I watched wrestling. I listened to Madonna (True Blue had just come out). Bon Jovi. Every time I hear 'Living on a Prayer', I remember how desperate we were.
It's hard to feel that desperation, anymore. We're not subsisting on food stamps. We don't have to get our Christmas stuff from the homeless shelter downtown. I don't have to give back the Cabbage Patch dolls I was given (I loathed them anyway. I much prefferred Voltron action figures).
There were good times. I know there were. Libraries, learning... Riding my bike up impossible hills, swimming.
Except that's tainted by the one memory I have of that pool. Getting cornered by a bunch of boys. I may have been 10 by then. Probably an over-developed ten, considering I was already over-weight.
They... taunted, I think. I know I ran--swam, rather--away from them. I was shaking for days in some corner of myself.

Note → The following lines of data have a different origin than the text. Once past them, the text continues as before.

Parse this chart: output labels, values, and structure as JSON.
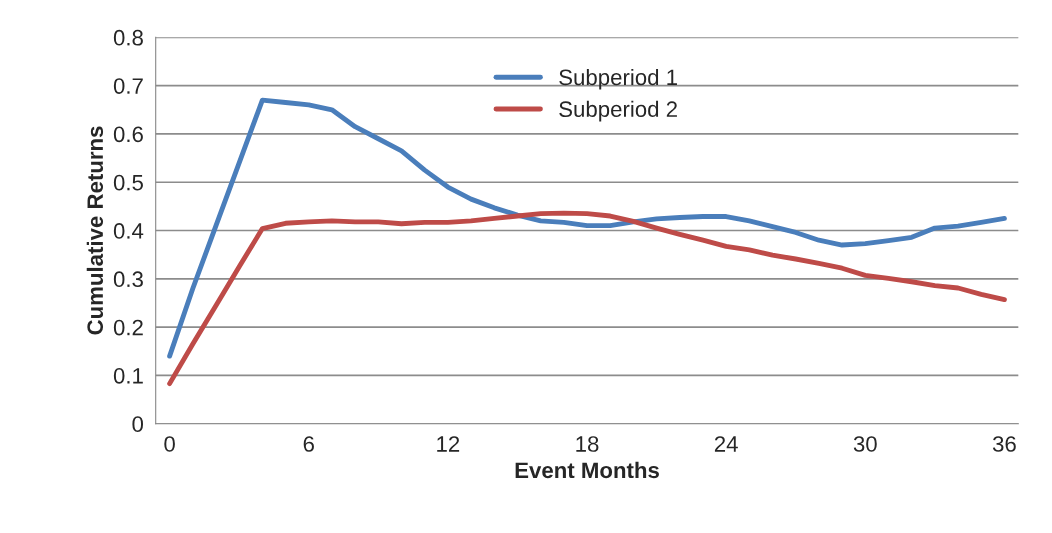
{
  "chart_data": {
    "type": "line",
    "xlabel": "Event Months",
    "ylabel": "Cumulative Returns",
    "x": [
      0,
      1,
      2,
      3,
      4,
      5,
      6,
      7,
      8,
      9,
      10,
      11,
      12,
      13,
      14,
      15,
      16,
      17,
      18,
      19,
      20,
      21,
      22,
      23,
      24,
      25,
      26,
      27,
      28,
      29,
      30,
      31,
      32,
      33,
      34,
      35,
      36
    ],
    "series": [
      {
        "name": "Subperiod 1",
        "color": "#4a7ebb",
        "values": [
          0.14,
          0.28,
          0.41,
          0.54,
          0.67,
          0.665,
          0.66,
          0.65,
          0.615,
          0.59,
          0.565,
          0.525,
          0.49,
          0.465,
          0.447,
          0.432,
          0.42,
          0.417,
          0.41,
          0.41,
          0.418,
          0.424,
          0.427,
          0.429,
          0.429,
          0.42,
          0.408,
          0.396,
          0.38,
          0.37,
          0.373,
          0.379,
          0.386,
          0.405,
          0.409,
          0.417,
          0.425
        ]
      },
      {
        "name": "Subperiod 2",
        "color": "#be4b48",
        "values": [
          0.083,
          0.165,
          0.245,
          0.325,
          0.404,
          0.415,
          0.418,
          0.42,
          0.418,
          0.418,
          0.414,
          0.417,
          0.417,
          0.42,
          0.425,
          0.43,
          0.435,
          0.436,
          0.435,
          0.43,
          0.419,
          0.405,
          0.392,
          0.38,
          0.367,
          0.36,
          0.349,
          0.341,
          0.332,
          0.322,
          0.307,
          0.301,
          0.294,
          0.286,
          0.281,
          0.268,
          0.257
        ]
      }
    ],
    "xlim": [
      -0.6,
      36.6
    ],
    "xticks": [
      0,
      6,
      12,
      18,
      24,
      30,
      36
    ],
    "ylim": [
      0,
      0.8
    ],
    "yticks": [
      0,
      0.1,
      0.2,
      0.3,
      0.4,
      0.5,
      0.6,
      0.7,
      0.8
    ],
    "grid": "y",
    "legend": "top center",
    "marker": "none",
    "line_style": "solid"
  }
}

I never went back there without other people.
You know, I used to love diving. I learned in St. Louis, from the Y on Carondelet. Like a fish, is what they said of me.
PA was a pipe dream. The steel industry had fucked itself into non-existance.
Dad learned computers, yearning to move on from engineering. I think he liked computers, in a way. But he wasn't--he never has been a cut-throat guy. He worked in a factory, iirc. Doing something with plastic for 9 months. One night he spun out on the ice.
The place was over an hour away.
Small town PA is very... Closed in, very odd. It's not a city.
Perhaps that's why I prefer the city. Not everyone knows everyone else, not everyone cares...
Melissa was one of my friends. Her grandparents ran a pizza parlour. She was rich. LaVonne was black, and her family lived. Survived, perhaps. Her parents were always fighting (mine were, too. This always made me wonder if I could do something to stop it).
Jennifer was the manipulative bitch, though. Her mother was divorced, and Jen weekly pitted one of us against the other two. Or perhaps all 3.
I was so gullible.
But I wanted to be loved and liked so much.
Not that I wasn't loved at home, but I should have had friends, I thought. I needed friends. Because solitary people were just sad.
I don't know when that Mare Winningham movie came out. Perhaps it was later. But I remember being told repeatedly--all of us were--that we had only escaped living off the streets by this much. We'd lived in the streets at least a few days.
I suppose I have to go further back to remember my grandparents. Maybe later. I think I'm sobering up enough to hurt.